Frequently, a voiceover from Stevens encourages us to “imagine we are eight years old”—the age Stevens’ grandfather, Frank Quinn, was when he was kidnapped from his tribe and taken to a U.S. government-funded Indian boarding school, miles away from his home. These schools were generally used as a means to exert white control over Native Americans, with the goal of assimilating Native children into “American” Society, frequently using violent, abusive, and even deadly methods. Stevens’ grandfather managed to escape from the school, was caught and brought back, and then managed to escape again, traveling about 50 miles on foot to get back to his family. These voiceovers viscerally describe the desperation, anxiety, and pain that Quinn had to endure at only eight years old. That run is the reason why Stevens is able to run, and that knowledge adds a gravity to Stevens’ goals that extends beyond the breadth of glory and accomplishment. 

After Stevens is accepted into college, the focus of the film changes somewhat as he makes the decision to put together a multi-day memorial run for his grandfather. The path retraces the approximate path he would have run when escaping from his captors, beginning from Yerington and ending at the now-closed school grounds in Carson City.
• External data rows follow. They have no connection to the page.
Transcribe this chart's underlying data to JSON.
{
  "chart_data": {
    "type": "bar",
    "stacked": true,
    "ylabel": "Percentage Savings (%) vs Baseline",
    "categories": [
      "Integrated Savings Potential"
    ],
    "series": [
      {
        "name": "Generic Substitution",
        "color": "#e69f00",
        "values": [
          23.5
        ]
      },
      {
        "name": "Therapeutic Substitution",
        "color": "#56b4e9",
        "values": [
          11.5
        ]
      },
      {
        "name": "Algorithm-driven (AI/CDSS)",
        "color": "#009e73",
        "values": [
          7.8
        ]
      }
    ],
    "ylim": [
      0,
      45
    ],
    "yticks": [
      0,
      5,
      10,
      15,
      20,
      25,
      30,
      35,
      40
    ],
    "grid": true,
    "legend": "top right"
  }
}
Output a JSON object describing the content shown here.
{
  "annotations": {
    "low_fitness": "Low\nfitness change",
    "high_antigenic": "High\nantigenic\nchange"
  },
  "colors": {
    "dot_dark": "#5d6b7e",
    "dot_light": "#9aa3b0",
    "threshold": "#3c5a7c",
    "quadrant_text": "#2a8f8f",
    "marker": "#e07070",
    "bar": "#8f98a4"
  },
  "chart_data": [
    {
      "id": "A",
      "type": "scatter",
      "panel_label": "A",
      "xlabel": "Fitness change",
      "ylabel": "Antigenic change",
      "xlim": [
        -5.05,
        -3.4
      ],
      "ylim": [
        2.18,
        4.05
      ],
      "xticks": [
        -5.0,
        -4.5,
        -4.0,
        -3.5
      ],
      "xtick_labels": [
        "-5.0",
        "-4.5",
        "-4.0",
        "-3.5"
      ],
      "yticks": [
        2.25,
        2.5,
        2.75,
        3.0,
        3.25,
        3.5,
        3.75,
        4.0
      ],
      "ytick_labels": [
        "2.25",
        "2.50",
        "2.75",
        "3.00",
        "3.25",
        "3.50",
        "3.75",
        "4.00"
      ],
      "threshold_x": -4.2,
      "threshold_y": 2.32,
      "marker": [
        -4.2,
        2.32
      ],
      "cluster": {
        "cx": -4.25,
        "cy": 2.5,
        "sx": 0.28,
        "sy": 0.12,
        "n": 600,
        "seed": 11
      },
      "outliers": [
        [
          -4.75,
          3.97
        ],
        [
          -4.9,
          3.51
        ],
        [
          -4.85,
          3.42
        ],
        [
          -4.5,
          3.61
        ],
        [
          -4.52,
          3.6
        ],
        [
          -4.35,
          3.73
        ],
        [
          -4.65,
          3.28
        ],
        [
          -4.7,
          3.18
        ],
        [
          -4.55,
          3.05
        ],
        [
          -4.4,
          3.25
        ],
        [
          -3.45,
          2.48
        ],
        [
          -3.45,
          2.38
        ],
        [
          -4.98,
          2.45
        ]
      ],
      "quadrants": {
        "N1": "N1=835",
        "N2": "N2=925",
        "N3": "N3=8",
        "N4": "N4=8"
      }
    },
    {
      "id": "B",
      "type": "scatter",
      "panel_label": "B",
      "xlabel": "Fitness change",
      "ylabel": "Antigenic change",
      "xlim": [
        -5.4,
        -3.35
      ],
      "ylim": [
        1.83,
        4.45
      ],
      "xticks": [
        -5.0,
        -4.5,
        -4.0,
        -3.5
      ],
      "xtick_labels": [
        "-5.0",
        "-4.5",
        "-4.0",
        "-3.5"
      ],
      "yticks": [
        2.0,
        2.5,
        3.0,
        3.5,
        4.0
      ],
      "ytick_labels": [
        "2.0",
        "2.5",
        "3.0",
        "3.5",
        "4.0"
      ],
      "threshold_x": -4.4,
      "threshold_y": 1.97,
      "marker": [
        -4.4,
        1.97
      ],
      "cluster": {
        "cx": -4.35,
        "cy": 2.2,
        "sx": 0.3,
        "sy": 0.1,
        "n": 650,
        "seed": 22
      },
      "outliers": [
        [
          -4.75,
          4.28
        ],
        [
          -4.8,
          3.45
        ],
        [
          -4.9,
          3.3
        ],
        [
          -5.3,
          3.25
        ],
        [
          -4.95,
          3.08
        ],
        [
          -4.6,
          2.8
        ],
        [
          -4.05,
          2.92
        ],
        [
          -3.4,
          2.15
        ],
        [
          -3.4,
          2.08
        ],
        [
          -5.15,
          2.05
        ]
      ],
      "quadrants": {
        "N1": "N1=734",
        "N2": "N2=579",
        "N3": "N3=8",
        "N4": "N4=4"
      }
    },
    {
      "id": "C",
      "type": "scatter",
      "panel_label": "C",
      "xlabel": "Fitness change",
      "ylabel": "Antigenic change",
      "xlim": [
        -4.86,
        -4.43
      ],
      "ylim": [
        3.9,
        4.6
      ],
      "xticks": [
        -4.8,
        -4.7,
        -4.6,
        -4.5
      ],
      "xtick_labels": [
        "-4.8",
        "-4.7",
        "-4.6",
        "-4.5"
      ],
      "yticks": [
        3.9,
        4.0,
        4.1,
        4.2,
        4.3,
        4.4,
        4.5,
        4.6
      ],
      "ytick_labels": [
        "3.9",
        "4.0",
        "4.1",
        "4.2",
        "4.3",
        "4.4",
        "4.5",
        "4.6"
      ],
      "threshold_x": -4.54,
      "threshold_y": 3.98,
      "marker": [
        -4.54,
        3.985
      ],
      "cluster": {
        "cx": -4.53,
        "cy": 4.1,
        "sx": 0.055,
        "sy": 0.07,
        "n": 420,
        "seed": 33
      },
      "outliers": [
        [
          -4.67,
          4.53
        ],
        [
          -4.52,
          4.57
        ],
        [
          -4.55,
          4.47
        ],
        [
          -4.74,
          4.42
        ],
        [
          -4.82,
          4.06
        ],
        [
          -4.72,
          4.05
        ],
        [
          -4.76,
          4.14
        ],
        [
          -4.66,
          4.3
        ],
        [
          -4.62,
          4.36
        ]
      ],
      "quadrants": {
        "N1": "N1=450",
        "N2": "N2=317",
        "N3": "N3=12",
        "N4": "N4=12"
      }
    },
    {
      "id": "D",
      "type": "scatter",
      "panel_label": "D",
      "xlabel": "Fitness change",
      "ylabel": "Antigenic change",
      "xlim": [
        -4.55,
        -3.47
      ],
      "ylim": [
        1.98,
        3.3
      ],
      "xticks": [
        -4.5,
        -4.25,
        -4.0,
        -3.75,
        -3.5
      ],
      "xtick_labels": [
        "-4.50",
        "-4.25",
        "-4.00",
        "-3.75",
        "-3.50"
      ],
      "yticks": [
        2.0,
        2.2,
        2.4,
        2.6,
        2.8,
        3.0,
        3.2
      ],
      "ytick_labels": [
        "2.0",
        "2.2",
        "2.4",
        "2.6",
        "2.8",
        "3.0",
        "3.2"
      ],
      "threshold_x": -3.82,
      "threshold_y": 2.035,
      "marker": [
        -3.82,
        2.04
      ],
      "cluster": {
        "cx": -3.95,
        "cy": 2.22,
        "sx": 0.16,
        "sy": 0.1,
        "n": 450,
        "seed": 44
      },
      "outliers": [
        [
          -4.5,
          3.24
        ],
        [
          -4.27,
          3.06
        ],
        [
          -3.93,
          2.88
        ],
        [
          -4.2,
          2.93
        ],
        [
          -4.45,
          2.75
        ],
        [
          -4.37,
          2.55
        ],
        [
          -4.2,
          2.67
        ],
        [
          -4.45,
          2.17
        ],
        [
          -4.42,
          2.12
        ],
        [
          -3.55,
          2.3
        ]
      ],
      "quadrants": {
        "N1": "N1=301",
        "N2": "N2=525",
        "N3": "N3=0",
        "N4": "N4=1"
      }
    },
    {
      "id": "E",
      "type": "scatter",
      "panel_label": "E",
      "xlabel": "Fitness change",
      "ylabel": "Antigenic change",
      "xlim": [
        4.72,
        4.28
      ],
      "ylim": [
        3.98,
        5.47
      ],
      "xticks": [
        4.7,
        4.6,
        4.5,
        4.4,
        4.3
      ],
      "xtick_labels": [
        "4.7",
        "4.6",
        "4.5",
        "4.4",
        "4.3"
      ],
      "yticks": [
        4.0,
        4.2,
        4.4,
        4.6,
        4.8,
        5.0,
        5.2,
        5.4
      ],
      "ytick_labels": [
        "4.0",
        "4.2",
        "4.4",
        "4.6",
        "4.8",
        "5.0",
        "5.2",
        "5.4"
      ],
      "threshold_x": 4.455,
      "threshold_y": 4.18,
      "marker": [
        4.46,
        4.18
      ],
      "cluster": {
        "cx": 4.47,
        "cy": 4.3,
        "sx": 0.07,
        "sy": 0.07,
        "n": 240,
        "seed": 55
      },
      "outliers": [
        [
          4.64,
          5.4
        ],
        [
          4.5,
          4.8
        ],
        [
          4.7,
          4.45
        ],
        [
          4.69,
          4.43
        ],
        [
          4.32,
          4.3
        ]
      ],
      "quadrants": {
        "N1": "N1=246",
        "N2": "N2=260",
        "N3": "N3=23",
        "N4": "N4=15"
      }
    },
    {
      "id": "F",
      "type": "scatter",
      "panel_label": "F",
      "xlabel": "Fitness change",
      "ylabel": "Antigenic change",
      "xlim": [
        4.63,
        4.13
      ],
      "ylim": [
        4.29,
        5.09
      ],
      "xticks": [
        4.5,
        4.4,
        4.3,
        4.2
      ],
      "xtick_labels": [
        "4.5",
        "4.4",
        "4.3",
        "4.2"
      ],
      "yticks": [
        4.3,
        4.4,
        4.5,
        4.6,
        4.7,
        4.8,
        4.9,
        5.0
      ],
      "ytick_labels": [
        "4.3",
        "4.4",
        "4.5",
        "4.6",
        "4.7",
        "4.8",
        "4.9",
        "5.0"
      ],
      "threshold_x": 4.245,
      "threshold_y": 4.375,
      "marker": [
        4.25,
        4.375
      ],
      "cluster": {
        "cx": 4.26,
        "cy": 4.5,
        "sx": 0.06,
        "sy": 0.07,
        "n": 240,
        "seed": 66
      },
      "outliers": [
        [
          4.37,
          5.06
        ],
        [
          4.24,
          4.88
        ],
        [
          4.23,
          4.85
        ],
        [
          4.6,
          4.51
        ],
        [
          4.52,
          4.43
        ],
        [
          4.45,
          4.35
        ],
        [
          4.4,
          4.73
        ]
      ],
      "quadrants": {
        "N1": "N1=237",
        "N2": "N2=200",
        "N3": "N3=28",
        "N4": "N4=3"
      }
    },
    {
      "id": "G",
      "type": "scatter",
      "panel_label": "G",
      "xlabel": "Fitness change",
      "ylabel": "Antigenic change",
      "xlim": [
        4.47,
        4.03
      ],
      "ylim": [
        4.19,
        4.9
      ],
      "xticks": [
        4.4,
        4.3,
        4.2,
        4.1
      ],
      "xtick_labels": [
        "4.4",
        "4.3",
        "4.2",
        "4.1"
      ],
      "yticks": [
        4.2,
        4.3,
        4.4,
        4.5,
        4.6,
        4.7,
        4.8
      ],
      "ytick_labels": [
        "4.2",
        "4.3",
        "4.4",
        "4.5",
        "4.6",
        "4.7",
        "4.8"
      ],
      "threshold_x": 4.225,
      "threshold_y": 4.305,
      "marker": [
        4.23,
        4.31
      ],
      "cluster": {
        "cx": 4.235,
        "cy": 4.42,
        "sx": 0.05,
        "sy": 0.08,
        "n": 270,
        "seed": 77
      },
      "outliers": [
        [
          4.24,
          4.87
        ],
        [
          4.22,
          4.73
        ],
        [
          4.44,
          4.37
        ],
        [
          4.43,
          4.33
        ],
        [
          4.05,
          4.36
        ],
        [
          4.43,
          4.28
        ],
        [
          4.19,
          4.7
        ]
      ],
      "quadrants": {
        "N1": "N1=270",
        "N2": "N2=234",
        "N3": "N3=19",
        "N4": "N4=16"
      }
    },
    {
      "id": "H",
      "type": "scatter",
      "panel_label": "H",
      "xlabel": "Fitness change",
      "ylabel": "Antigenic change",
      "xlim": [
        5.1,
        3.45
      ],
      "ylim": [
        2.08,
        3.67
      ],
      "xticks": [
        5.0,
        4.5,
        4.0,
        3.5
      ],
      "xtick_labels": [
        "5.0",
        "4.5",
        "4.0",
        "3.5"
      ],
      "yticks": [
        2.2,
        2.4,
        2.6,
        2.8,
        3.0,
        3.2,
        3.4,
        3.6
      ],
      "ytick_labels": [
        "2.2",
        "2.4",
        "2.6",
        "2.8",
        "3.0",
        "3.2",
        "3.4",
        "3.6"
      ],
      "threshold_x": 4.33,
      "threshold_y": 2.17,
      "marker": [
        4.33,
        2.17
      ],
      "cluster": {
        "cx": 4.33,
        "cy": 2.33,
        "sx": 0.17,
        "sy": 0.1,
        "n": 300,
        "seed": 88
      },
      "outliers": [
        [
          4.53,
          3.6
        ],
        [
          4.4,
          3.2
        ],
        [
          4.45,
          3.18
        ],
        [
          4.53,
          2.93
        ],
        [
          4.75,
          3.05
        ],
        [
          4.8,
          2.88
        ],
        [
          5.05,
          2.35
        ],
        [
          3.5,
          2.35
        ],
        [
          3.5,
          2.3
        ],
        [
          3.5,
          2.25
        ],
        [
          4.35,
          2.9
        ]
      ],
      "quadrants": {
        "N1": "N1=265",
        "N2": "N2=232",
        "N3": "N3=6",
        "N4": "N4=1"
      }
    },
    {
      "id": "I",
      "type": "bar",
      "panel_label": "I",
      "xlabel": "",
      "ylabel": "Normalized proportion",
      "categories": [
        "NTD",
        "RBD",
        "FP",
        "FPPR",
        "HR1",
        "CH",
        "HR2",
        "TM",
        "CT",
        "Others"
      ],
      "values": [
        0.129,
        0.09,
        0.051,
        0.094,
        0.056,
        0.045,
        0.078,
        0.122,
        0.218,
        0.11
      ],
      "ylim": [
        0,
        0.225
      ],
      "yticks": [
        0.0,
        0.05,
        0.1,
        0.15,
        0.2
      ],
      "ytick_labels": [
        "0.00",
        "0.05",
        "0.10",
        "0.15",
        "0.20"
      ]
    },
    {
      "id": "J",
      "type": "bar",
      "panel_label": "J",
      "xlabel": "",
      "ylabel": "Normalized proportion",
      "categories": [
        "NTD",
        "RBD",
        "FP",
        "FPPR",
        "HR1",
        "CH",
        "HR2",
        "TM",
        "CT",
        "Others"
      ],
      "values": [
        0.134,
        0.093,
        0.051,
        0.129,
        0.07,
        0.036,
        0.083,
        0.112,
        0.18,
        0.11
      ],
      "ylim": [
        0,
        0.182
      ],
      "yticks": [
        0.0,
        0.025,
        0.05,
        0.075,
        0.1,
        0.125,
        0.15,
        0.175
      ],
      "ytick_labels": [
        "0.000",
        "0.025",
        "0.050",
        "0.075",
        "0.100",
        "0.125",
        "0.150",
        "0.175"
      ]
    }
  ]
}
While only Stevens and his father were going to complete the run, many others heard about it, and the small undertaking for charity became a notable event. What could be a cursory exploration of the life of a young athlete is brought into a new, sobering context with this shift, and I believe the film is better off for it. Ku is a star runner, and he’s a regular teen with oversized dreams he is not sure he will fit into. But just as important to understanding the stakes at hand is that he is burdened with a sense of maturity beyond his years. That maturity comes from the knowledge of how much his family suffered less than 100 years ago, and how much was lost that he will never be able to comprehend. 

At the end of the trail, as the runners explore the place where the school once stood and the cemetery where so many of its victims were buried, we hear one of the more heartbreaking lines in recent documentary memory: “What kind of school has a cemetery?”

Remaining Native is an excellent documentary that seamlessly intertwines many topics into a single, potent narrative. It connects the typical “leaving the nest” narrative, a sports documentary, and a story of coming to terms with the deep, unhealed wounds of generational community trauma, all while bringing attention to the decades of horrors committed against Native American children. However, it does not drown itself in the trauma: Stevens’ history and culture are heavy, but they also are a crucial uplifting force. Bethmann’s direction doesn’t look heavy-handed, but it is still very conscious of the ways that Stevens strives to form his own identity and make his own path while holding onto his heritage and his family’s many struggles and sacrifices. They appear as a microcosm of the struggles of many young Native people, and the ease at which Bethmann appears to weave these complex thoughts together is truly awe-inspiring.